Orman yangınlarının insanlığa maliyeti, sadece doğayla sınırlı değil. Türkiye’de son 5 yılda yangınlar nedeniyle 2 milyar 193 milyon metreküp kereste yandı ve 438 milyar dolarlık maddi kayıp yaşandı. Ancak maddi kayıplar, manevi yıkımın yanında sönük kalıyor. Ormanlar, 1,6 milyar insanın gıda, barınak ve gelir kaynağı; bu, dünya nüfusunun yaklaşık yüzde 20’si demek. Yangınlar, turizm ve tarım gibi sektörleri vurarak ekonomik çöküşlere yol açıyor. Dahası, yangınlardan yayılan duman, insan sağlığını tehdit ederek solunum yolu hastalıklarını artırıyor
ÇÖZÜM İÇİN NE YAPMALI?
Orman yangınlarını önlemek ve etkilerini azaltmak için hem bireysel hem de toplumsal adımlar atılmalı. İlk olarak, insan kaynaklı yangınların yüzde 90’dan fazlası ihmal ve kasıtlı yakmalardan kaynaklanıyor. Bu nedenle, ormanlık alanlarda ateş yakmaktan kaçınmak, cam ve yanıcı maddeleri doğaya atmamak kritik.
İkincisi, yangına dayanıklı ağaç türleri (örneğin, servi) kullanarak ağaçlandırma çalışmaları yapılmalı. Hükümetler, Paris İklim Sözleşmesi gibi uluslararası anlaşmalara bağlı kalarak karbon salınımını azaltmalı ve yenilenebilir enerjiye yatırım yapmalı. TEMA Vakfı gibi kuruluşlar, ormanların korunması ve restorasyonu için projeler yürütürken, bireyler de bu tür STK’lara destek olabilir.
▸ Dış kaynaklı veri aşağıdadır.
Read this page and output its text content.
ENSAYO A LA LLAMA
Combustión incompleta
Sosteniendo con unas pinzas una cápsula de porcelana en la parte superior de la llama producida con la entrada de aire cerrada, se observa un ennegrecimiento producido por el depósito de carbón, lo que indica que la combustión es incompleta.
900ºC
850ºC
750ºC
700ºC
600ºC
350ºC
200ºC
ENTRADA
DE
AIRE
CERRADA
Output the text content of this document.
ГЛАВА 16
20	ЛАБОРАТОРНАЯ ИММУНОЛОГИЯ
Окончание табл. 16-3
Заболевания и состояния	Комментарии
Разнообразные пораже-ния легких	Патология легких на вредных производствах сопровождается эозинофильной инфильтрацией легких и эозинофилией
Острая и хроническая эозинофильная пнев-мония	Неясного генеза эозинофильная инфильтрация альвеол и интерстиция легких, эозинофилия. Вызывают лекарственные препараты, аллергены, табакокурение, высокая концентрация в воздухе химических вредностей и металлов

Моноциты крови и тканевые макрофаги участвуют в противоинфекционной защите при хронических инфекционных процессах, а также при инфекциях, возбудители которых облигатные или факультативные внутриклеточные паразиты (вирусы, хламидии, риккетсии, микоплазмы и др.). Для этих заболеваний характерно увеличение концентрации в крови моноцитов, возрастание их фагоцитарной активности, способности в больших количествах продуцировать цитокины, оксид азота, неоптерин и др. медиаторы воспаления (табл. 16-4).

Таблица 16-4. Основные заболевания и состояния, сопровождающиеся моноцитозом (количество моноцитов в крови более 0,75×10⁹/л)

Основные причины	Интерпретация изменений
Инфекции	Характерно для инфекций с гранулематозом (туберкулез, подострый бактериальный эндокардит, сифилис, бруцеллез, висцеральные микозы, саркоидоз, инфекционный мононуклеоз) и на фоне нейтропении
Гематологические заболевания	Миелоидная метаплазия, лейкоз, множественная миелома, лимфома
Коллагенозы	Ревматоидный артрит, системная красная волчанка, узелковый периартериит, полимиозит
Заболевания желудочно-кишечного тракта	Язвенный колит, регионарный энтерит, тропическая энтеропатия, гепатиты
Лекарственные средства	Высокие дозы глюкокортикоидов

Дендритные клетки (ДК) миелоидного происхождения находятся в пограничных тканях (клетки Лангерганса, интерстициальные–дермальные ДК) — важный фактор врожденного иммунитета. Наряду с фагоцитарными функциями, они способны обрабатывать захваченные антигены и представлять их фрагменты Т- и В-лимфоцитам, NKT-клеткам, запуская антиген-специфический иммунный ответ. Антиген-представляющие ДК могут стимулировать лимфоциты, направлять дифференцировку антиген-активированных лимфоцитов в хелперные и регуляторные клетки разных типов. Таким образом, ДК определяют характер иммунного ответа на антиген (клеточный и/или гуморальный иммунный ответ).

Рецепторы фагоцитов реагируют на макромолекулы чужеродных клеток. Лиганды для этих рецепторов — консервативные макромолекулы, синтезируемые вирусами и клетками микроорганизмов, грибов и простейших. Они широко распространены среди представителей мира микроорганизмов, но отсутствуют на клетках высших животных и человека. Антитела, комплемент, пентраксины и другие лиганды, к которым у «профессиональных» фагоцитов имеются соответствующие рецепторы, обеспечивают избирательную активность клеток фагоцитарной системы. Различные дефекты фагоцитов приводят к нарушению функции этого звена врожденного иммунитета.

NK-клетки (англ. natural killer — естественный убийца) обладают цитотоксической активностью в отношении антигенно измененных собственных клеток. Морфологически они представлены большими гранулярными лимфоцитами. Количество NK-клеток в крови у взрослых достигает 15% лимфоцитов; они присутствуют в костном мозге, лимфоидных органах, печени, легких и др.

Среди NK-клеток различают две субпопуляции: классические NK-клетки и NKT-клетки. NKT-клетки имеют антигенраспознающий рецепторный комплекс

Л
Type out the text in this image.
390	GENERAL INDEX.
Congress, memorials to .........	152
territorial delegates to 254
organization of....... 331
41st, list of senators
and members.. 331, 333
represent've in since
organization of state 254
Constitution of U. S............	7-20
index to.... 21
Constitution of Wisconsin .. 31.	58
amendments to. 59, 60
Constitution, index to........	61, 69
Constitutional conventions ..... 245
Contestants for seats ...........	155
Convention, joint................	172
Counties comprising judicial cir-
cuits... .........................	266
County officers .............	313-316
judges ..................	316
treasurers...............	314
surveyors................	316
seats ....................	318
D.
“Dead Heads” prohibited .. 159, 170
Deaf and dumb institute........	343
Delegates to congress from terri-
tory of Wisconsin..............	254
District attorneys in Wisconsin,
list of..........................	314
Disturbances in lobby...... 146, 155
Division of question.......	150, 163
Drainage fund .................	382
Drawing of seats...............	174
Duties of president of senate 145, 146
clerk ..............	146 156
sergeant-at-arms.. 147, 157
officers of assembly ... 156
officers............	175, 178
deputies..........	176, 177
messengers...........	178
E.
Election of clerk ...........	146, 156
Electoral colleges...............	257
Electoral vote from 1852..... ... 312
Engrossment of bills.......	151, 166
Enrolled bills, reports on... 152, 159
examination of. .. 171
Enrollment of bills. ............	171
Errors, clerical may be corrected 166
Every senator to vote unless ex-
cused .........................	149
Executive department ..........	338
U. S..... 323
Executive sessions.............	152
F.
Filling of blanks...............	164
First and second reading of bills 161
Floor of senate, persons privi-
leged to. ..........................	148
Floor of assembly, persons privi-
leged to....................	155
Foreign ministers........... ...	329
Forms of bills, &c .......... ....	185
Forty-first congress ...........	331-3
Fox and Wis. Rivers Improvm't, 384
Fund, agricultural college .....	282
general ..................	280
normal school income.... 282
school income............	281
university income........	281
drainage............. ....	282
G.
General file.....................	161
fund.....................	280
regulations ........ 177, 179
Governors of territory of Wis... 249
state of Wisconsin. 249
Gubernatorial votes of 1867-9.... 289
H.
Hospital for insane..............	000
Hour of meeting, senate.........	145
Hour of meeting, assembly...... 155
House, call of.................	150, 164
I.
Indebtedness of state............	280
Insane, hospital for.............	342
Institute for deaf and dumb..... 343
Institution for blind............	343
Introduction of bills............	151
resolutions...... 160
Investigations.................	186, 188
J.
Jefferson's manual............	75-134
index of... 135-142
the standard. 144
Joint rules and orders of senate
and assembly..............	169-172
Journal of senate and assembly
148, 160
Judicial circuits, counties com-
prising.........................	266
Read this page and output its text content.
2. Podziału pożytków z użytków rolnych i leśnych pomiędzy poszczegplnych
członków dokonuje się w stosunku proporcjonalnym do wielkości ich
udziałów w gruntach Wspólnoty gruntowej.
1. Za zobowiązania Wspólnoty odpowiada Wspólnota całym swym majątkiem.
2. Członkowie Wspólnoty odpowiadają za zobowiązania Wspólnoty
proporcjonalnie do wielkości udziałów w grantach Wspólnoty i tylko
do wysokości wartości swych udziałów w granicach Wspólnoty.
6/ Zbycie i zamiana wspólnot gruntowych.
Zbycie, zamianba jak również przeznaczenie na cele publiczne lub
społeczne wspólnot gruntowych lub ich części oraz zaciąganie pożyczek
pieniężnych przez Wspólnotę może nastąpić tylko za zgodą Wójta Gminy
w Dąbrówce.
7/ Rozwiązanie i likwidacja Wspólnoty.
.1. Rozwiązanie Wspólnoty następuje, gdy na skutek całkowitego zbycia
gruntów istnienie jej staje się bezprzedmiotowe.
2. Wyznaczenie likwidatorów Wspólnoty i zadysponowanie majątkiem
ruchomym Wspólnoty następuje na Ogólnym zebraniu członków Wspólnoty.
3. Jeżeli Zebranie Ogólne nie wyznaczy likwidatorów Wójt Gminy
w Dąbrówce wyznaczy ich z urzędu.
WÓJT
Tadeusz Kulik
Orman yangınları, doğanın ve insanlığın geleceğine yönelik bir uyarı çanıdır. Her yanan ağaç, her kaybolan tür, gezegenimizin nefes alma kapasitesini biraz daha azaltıyor. Ancak umut var: Sürdürülebilir yaşam alışkanlıkları, bilinçli politikalar ve kolektif çaba ile bu yıkımı durdurabiliriz. Unutmayalım ki, doğa bizimle pazarlık yapmaz; ama ona iyi bakarsak, o da bize iyi bakar. Bugünden başlayarak, ‘Benim etkim ne olur ki?’ demeden, hep birlikte harekete geçelim. Çünkü her birimizin attığı küçük bir adım, gezegenimizin geleceğini değiştirebilir.
Sevgiyle kalın.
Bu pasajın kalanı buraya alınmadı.